BOSTON — The federal investigation into the Boston Marathon bombings has revised several significant details reported in the aftermath of the tragedy, especially the hunt for the perpetrators.
Investigators now say the surviving suspect, Dzhokhar Tsarnaev, 19, did not engage in a gun battle with the police SWAT team that captured him a week ago in a boat in suburban Watertown.
They said no weapon was found on him or in and around the boat even though officers riddled the small craft with bullets before pulling him out and handcuffing him.
At the time, police said they had "exchanged gunfire" with the suspect, and that they also feared he had explosives hiding in the boat.

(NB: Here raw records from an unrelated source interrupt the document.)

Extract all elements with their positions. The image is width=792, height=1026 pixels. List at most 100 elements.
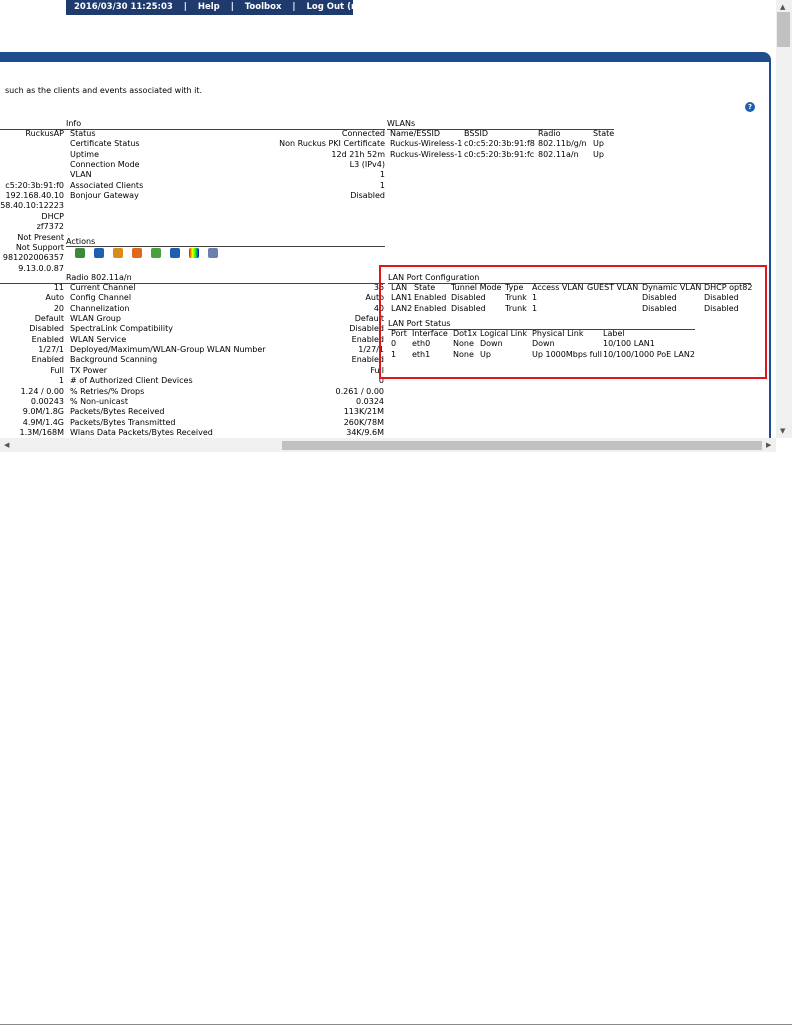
radio-value: 0.0324 (356, 396, 384, 406)
sync-icon[interactable] (170, 248, 180, 258)
info-value: Non Ruckus PKI Certificate (279, 139, 385, 149)
wlans-header: State (593, 129, 615, 138)
separator: | (292, 2, 296, 12)
spectrum-icon[interactable] (189, 248, 199, 258)
radio-label: % Non-unicast (70, 396, 128, 406)
lan-config-cell: 1 (532, 293, 538, 303)
radio-label: Current Channel (70, 283, 136, 292)
wlans-title: WLANs (387, 119, 416, 128)
lan-config-cell: Trunk (505, 303, 527, 313)
lan-status-cell: 10/100/1000 PoE LAN2 (603, 349, 695, 359)
summary-value: Not Present (17, 232, 64, 242)
radio-label: Deployed/Maximum/WLAN-Group WLAN Number (70, 345, 266, 355)
info-label: Uptime (70, 149, 100, 159)
lan-status-header: Port (391, 329, 407, 338)
refresh-icon[interactable] (94, 248, 104, 258)
horizontal-scroll-thumb[interactable] (282, 441, 762, 450)
lan-status-cell: Down (480, 339, 503, 349)
summary-value: 9.13.0.0.87 (18, 263, 64, 273)
summary-value: 58.40.10:12223 (0, 201, 64, 211)
lan-config-header: Tunnel Mode (451, 283, 502, 292)
lan-status-cell: Up (480, 349, 491, 359)
map-icon[interactable] (75, 248, 85, 258)
help-link[interactable]: Help (198, 0, 220, 15)
lan-config-cell: 1 (532, 303, 538, 313)
help-icon[interactable]: ? (745, 102, 755, 112)
info-label: Status (70, 129, 96, 138)
vertical-scroll-thumb[interactable] (777, 12, 790, 47)
lan-config-cell: Disabled (642, 293, 677, 303)
logout-link[interactable]: Log Out (ruckus) (306, 0, 386, 15)
lan-status-header: Dot1x (453, 329, 478, 338)
wlans-cell: c0:c5:20:3b:91:f8 (464, 139, 535, 149)
lan-status-cell: eth1 (412, 349, 431, 359)
radio-left-value: 1/27/1 (38, 345, 64, 355)
lan-config-header: Dynamic VLAN (642, 283, 702, 292)
radio-left-value: Disabled (29, 324, 64, 334)
lan-status-cell: None (453, 339, 474, 349)
info-label: Associated Clients (70, 180, 144, 190)
radio-value: 260K/78M (343, 417, 384, 427)
radio-left-value: 4.9M/1.4G (22, 417, 64, 427)
info-label: Bonjour Gateway (70, 191, 139, 201)
wlans-cell: 802.11b/g/n (538, 139, 587, 149)
info-value: L3 (IPv4) (349, 160, 385, 170)
vertical-scrollbar[interactable] (776, 0, 792, 438)
scroll-right-icon[interactable]: ▶ (766, 440, 771, 450)
radio-left-value: Full (50, 365, 64, 375)
lan-status-cell: 10/100 LAN1 (603, 339, 655, 349)
lan-status-cell: Up 1000Mbps full (532, 349, 602, 359)
lan-config-cell: Enabled (414, 293, 447, 303)
chart-icon[interactable] (208, 248, 218, 258)
info-value: Connected (341, 129, 385, 138)
summary-value: 981202006357 (2, 253, 64, 263)
page-description: such as the clients and events associate… (5, 86, 203, 95)
lan-config-header: LAN (391, 283, 408, 292)
radio-left-value: Auto (45, 293, 64, 303)
radio-left-value: Default (34, 314, 64, 324)
separator: | (183, 2, 187, 12)
edit-icon[interactable] (113, 248, 123, 258)
speedflex-icon[interactable] (151, 248, 161, 258)
radio-left-value: Enabled (31, 355, 64, 365)
radio-label: Channelization (70, 303, 130, 313)
actions-toolbar (75, 248, 227, 258)
lan-config-cell: LAN2 (391, 303, 413, 313)
restart-icon[interactable] (132, 248, 142, 258)
scroll-up-icon[interactable]: ▲ (780, 2, 785, 12)
divider (66, 246, 385, 247)
summary-value: DHCP (41, 211, 64, 221)
lan-status-header: Physical Link (532, 329, 584, 338)
radio-title: Radio 802.11a/n (66, 273, 132, 282)
radio-left-value: 1.24 / 0.00 (20, 386, 64, 396)
lan-status-cell: 0 (391, 339, 397, 349)
radio-value: 0.261 / 0.00 (335, 386, 385, 396)
lan-config-cell: Disabled (451, 303, 486, 313)
lan-config-header: GUEST VLAN (587, 283, 639, 292)
radio-label: Packets/Bytes Received (70, 407, 165, 417)
lan-status-header: Label (603, 329, 625, 338)
lan-config-header: Type (505, 283, 524, 292)
wlans-header: BSSID (464, 129, 489, 138)
info-value: 1 (379, 170, 385, 180)
radio-left-value: 1.3M/168M (19, 427, 65, 437)
lan-config-cell: LAN1 (391, 293, 413, 303)
info-value: 1 (379, 180, 385, 190)
separator: | (230, 2, 234, 12)
scroll-left-icon[interactable]: ◀ (4, 440, 9, 450)
radio-left-value: 11 (53, 283, 64, 292)
lan-config-title: LAN Port Configuration (388, 273, 480, 282)
wlans-cell: Ruckus-Wireless-1 (390, 149, 463, 159)
page-bottom-border (0, 1024, 792, 1025)
lan-config-cell: Enabled (414, 303, 447, 313)
lan-status-title: LAN Port Status (388, 319, 451, 328)
lan-status-cell: 1 (391, 349, 397, 359)
wlans-header: Radio (538, 129, 561, 138)
lan-status-header: Logical Link (480, 329, 527, 338)
toolbox-link[interactable]: Toolbox (245, 0, 282, 15)
radio-label: SpectraLink Compatibility (70, 324, 173, 334)
scroll-down-icon[interactable]: ▼ (780, 426, 785, 436)
radio-left-value: 1 (58, 376, 64, 386)
summary-value: 192.168.40.10 (5, 191, 64, 201)
page-viewport: 2016/03/30 11:25:03 | Help | Toolbox | L… (0, 0, 776, 438)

No explosives were found there.
Investigators did not say if any of the bullets fired at the boat struck Tsarnaev, who was bleeding from serious wounds and taken to a Boston hospital. They said he was at the scene of the gunfight between police and his older brother, Tamerlan Tsarnaev, 26, about 18 hours before the boat capture.
But they also disclosed that only one weapon, a 9mm handgun, was found at the earlier gunfight scene instead of the three guns that officials said at the time were recovered there. They said the gun was used by Tamerlan Tsarnaev to shoot at police, seriously wounding one officer and slightly injuring another.
Tamerlan died from bullet, shrapnel and other injuries sustained when his younger brother drove over his body while fleeing the gunfight in a stolen car. Investigators said the brothers had tossed a pressure cooker bomb like those used in the marathon explosions as well as handmade pipe bombs at police during the confrontation.
Investigators also contradicted reports that the younger brother's throat wound that has impeded his ability to speak resulted from an attempt to take his own life with a gun. They said it was caused by shrapnel from a makeshift bomb and not a bullet.